![Degirum banner](https://raw.githubusercontent.com/DeGirum/PySDKExamples/main/images/degirum_banner.png)
## Example script illustrating asynchronous parallel execution of sound classification on audio stream and object detection on video stream
This notebook is an example of how to use DeGirum PySDK to perform parallel inferences on two asynchronous data streams with different frame rates. 
To achieve maximum performance this example uses non-blocking batch prediction mode.

This script works with the following inference options:

1. Run inference on DeGirum Cloud Platform;
2. Run inference on DeGirum AI Server deployed on a localhost or on some computer in your LAN or VPN;
3. Run inference on DeGirum ORCA accelerator directly installed on your computer.

To try different options, you need to specify the appropriate `hw_location` option. 

When running this notebook locally, you need to specify your cloud API access token in the [env.ini](../../env.ini) file, located in the same directory as this notebook.

When running this notebook in Google Colab, the cloud API access token should be stored in a user secret named `DEGIRUM_CLOUD_TOKEN`.

**pyaudio package with portaudio is required to run this sample.**

The script may use either a web camera or local camera connected to the machine running this code.

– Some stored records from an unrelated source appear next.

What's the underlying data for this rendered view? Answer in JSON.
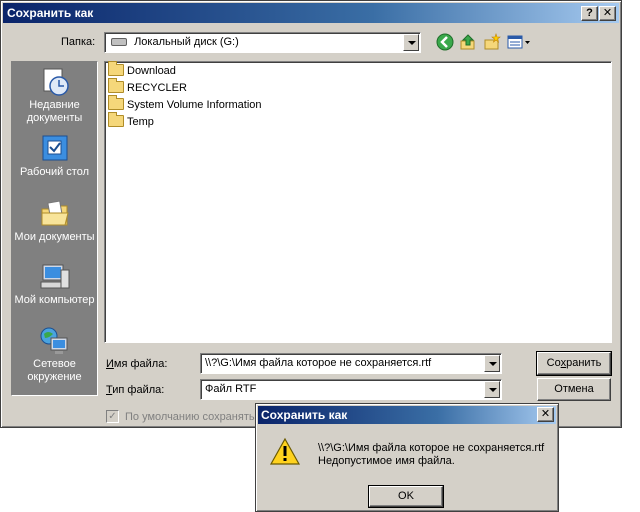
{
  "window": {
    "title": "Сохранить как",
    "help_btn": "?",
    "close_btn": "✕"
  },
  "lookin": {
    "label": "Папка:",
    "value": "Локальный диск (G:)"
  },
  "places": [
    {
      "label": "Недавние документы"
    },
    {
      "label": "Рабочий стол"
    },
    {
      "label": "Мои документы"
    },
    {
      "label": "Мой компьютер"
    },
    {
      "label": "Сетевое окружение"
    }
  ],
  "files": [
    "Download",
    "RECYCLER",
    "System Volume Information",
    "Temp"
  ],
  "filename": {
    "label_u": "И",
    "label_rest": "мя файла:",
    "value": "\\\\?\\G:\\Имя файла которое не сохраняется.rtf"
  },
  "filetype": {
    "label_u": "Т",
    "label_rest": "ип файла:",
    "value": "Файл RTF"
  },
  "buttons": {
    "save_u": "х",
    "save_pre": "Со",
    "save_post": "ранить",
    "cancel": "Отмена"
  },
  "checkbox": {
    "label": "По умолчанию сохранять"
  },
  "error": {
    "title": "Сохранить как",
    "close_btn": "✕",
    "line1": "\\\\?\\G:\\Имя файла которое не сохраняется.rtf",
    "line2": "Недопустимое имя файла.",
    "ok": "OK"
  },
  "colors": {
    "titlebar": "#0a246a",
    "face": "#d4d0c8",
    "places_bg": "#808080"
  }
}
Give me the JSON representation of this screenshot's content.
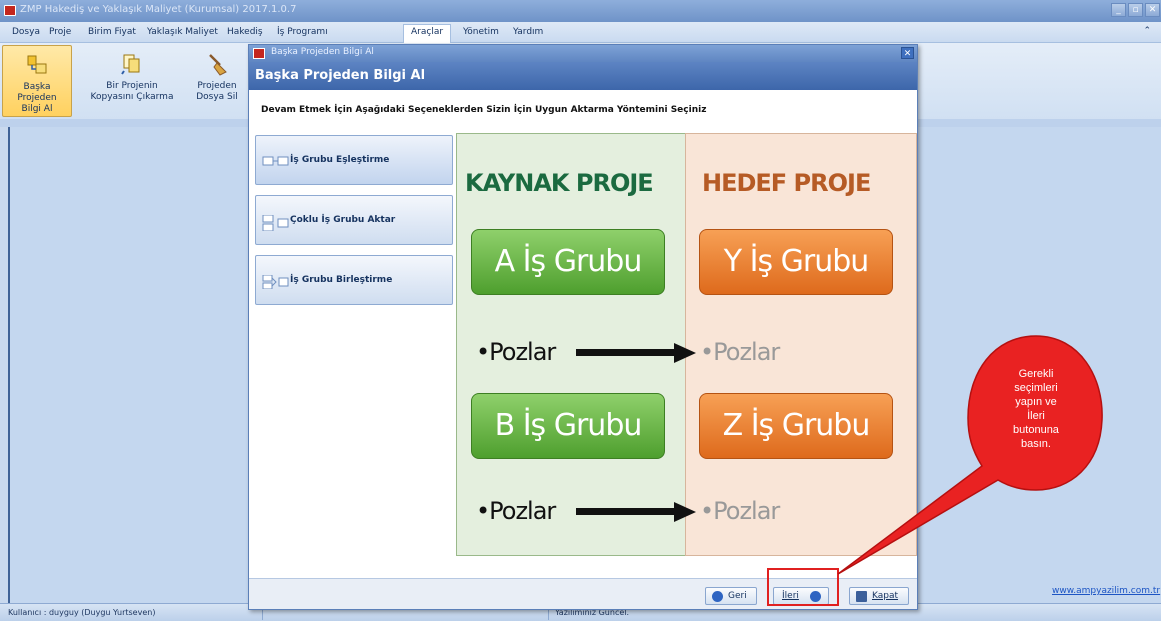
{
  "window": {
    "title": "ZMP Hakediş ve Yaklaşık Maliyet (Kurumsal) 2017.1.0.7"
  },
  "menu": {
    "items": [
      "Dosya",
      "Proje",
      "Birim Fiyat",
      "Yaklaşık Maliyet",
      "Hakediş",
      "İş Programı",
      "Araçlar",
      "Yönetim",
      "Yardım"
    ],
    "active": "Araçlar"
  },
  "ribbon": {
    "buttons": [
      {
        "label1": "Başka Projeden",
        "label2": "Bilgi Al",
        "icon": "import-icon"
      },
      {
        "label1": "Bir Projenin",
        "label2": "Kopyasını Çıkarma",
        "icon": "copy-icon"
      },
      {
        "label1": "Projeden",
        "label2": "Dosya Sil",
        "icon": "broom-icon"
      }
    ]
  },
  "dialog": {
    "title": "Başka Projeden Bilgi Al",
    "header": "Başka Projeden Bilgi Al",
    "instruction": "Devam Etmek İçin Aşağıdaki Seçeneklerden Sizin İçin Uygun Aktarma Yöntemini Seçiniz",
    "options": [
      "İş Grubu Eşleştirme",
      "Çoklu İş Grubu Aktar",
      "İş Grubu Birleştirme"
    ],
    "diagram": {
      "source_title": "KAYNAK PROJE",
      "target_title": "HEDEF PROJE",
      "groups": [
        {
          "source": "A İş Grubu",
          "target": "Y İş Grubu"
        },
        {
          "source": "B İş Grubu",
          "target": "Z İş Grubu"
        }
      ],
      "item_label": "•Pozlar",
      "colors": {
        "source": "#5aa938",
        "target": "#e9782a"
      }
    },
    "footer": {
      "back": "Geri",
      "next": "İleri",
      "close": "Kapat"
    }
  },
  "callout": {
    "text": "Gerekli seçimleri yapın ve İleri butonuna basın.",
    "lines": [
      "Gerekli",
      "seçimleri",
      "yapın ve",
      "İleri",
      "butonuna",
      "basın."
    ]
  },
  "website": "www.ampyazilim.com.tr",
  "status": {
    "user": "Kullanıcı : duyguy  (Duygu Yurtseven)",
    "update": "Yazılımınız Güncel."
  }
}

Alternatively, you may use the video file. The camera index, URL, 
or file path needs to be specified either in the code below by assigning `camera_id` or in [env.ini](../../env.ini) file by defining `CAMERA_ID` variable and 
assigning `camera_id = None`.

The script may use local microphone connected to the machine running this code. Alternatively, you may use the WAV file.
The mic index or WAV filename needs to be specified either in the code below by assigning `audio_id` or in [env.ini](../../env.ini) file by defining `AUDIO_ID` variable 
and assigning `audio_id = None`.

In [None]:
# make sure degirum-tools package is installed
!pip show degirum-tools || pip install degirum-tools

# to install pyaudio package, uncomment the following lines
#!apt install libasound2-dev portaudio19-dev libportaudio2 libportaudiocpp0
#!pip show pyaudio || pip install pyaudio

#### Specify camera and audio ids

In [None]:
video_source = None  # camera index or URL; 0 to use default local camera, None to take from env.ini file
audio_source = None  # mic index or WAV file name; 0 to use default mic, None to take from env.ini file

#### Specify where do you want to run your inferences

In [None]:
import degirum as dg
import degirum_tools

#
# Please UNCOMMENT only ONE of the following lines to specify where to run AI inference
#

hw_location = dg.CLOUD  # <-- on the Cloud Platform
# hw_location = degirum_tools.get_ai_server_hostname() # <-- on AI Server deployed in your LAN
# hw_location = dg.LOCAL # <-- on ORCA accelerator installed on this computer

model_zoo_url = 'degirum/public'
sound_model_name = "mobilenet_v1_yamnet_sound_cls--96x64_quant_n2x_orca1_1"
detection_model_name="mobilenet_v2_ssd_coco--300x300_quant_n2x_orca1_1"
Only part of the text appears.